Since the launch of The Hardball Times last March, the amount of general baseball content on this blog has gone downhill. I've continued to write about the Twins here on a regular basis, but all of my other baseball writing has been shifted to THT (or to places like Rotoworld and Insider Baseball). Because of that, this blog has become much more of a place for odds and ends -- stories about my personal life, entries about music or movies or television, and all sorts of other non-baseball stuff.

I'm still not quite sure what the best way to juggle writing on a semi-daily basis for multiple websites is, but the fact that my audience here has actually gone up substantially since I began writing for THT (and other places) is really encouraging. This is my 30th month of blogging and the average number of visitors per day has risen in each and every month, despite some major dry spells in content and some major shifts in the topics I cover.

I realize this entry isn't very interesting to most people, but I just wanted to take this opportunity to say thank you to everyone who has helped me along the way. I hope you'll continue to make AG.com a part of your daily reading and I also hope you'll add The Hardball Times to your routine too (if you haven't already).

And, just in case you thought this whole blogging thing was all fun, I'll leave you with an e-mail I received over the weekend:

Dear Aaron,

Due to your January 06 posting I will never read anything you write again, just thought I would let you know.



As if that weren't enough, Mimiru then proceeded to bash me over at USSMariner, chiming in during the stats vs. scouting discussion (which had absolutely nothing to do with me) by saying, "Starting with Aaron Gleeman, most of the stat-heads I know are incredible jerks and people, who if they write like they really are, I would not want to be around."
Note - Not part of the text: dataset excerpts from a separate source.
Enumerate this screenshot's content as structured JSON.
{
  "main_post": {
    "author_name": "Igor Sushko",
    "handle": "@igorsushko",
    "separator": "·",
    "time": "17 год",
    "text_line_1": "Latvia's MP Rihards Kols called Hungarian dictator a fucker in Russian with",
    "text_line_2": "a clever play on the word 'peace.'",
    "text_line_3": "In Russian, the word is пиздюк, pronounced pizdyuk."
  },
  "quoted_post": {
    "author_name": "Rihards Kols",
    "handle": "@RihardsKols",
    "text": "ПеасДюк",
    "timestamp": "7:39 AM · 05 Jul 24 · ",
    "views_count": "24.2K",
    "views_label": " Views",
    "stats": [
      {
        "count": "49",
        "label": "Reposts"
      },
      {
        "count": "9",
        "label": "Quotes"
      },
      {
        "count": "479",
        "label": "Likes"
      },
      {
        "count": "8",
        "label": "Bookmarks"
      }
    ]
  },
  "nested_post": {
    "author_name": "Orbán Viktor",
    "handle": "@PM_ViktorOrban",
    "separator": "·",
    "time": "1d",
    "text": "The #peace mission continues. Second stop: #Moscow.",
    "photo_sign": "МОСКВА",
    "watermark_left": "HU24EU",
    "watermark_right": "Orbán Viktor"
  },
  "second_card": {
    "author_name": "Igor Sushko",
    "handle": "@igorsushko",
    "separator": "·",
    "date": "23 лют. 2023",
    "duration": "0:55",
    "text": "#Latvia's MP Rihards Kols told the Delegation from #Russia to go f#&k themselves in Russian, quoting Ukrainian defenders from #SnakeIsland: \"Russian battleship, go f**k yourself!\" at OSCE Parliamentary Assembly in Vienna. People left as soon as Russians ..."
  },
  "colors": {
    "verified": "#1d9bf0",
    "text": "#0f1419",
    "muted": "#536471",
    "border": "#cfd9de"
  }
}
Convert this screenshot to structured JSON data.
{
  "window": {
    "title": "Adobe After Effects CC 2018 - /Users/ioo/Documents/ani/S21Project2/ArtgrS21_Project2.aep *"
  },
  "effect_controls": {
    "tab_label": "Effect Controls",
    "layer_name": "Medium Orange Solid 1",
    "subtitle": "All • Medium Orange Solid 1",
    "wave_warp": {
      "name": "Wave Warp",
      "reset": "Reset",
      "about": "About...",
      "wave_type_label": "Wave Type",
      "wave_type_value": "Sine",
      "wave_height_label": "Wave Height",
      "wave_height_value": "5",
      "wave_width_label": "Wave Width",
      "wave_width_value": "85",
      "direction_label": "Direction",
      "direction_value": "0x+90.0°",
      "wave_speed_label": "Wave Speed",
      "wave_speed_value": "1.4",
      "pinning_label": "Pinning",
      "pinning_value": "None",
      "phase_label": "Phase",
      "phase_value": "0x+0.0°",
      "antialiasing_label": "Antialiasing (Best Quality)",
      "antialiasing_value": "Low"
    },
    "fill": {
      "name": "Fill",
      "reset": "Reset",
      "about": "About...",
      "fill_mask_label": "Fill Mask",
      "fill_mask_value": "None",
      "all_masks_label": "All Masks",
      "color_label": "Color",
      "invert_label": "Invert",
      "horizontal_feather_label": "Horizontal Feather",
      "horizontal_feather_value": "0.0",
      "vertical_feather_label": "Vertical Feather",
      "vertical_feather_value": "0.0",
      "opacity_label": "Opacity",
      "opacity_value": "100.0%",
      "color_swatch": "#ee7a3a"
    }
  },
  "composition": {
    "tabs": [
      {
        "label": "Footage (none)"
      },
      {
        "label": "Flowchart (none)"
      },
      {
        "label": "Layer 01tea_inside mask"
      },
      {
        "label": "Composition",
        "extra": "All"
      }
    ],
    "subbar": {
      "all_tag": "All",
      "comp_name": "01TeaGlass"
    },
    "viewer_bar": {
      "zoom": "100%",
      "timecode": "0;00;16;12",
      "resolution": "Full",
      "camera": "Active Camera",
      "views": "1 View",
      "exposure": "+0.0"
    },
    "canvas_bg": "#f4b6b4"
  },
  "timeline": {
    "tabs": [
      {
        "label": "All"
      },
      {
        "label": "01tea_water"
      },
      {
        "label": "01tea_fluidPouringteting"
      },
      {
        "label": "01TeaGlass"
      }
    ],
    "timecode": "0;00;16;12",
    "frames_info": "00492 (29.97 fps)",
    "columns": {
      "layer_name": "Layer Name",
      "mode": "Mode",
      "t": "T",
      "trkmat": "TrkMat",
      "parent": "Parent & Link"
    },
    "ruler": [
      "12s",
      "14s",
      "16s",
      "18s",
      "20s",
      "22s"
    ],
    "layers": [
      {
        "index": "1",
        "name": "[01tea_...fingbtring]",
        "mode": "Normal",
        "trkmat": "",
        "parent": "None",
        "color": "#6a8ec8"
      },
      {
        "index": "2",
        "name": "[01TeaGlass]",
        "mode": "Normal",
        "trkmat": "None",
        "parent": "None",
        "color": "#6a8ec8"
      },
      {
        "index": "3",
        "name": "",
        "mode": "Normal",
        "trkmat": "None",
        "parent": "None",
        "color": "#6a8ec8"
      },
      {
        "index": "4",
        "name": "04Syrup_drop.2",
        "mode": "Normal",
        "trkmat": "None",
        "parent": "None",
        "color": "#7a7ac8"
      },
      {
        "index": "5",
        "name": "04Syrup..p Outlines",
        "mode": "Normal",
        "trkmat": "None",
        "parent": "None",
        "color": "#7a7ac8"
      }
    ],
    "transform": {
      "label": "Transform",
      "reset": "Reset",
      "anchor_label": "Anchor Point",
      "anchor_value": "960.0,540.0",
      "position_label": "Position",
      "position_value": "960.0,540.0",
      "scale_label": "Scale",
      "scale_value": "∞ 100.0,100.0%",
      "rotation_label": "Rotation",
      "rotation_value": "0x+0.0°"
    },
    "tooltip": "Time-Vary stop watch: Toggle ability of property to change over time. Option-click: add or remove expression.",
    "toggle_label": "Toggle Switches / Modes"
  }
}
The funny thing is, I went back to that January 6 entry to see exactly what sort of horrible things I had written, but I couldn't really figure out what was so offensive. Oh well. A million hits is a really nice thing, but having people call you names is definitely also part of the territory. I do plenty of name-calling myself (too much actually, I'm trying to work on that), so I can take it. Plus, in 30 months of doing this, I've been called so many names by so many different people that what Mimiru wrote might actually qualify as a compliment.

See ya tomorrow (everyone except Mimiru, that is).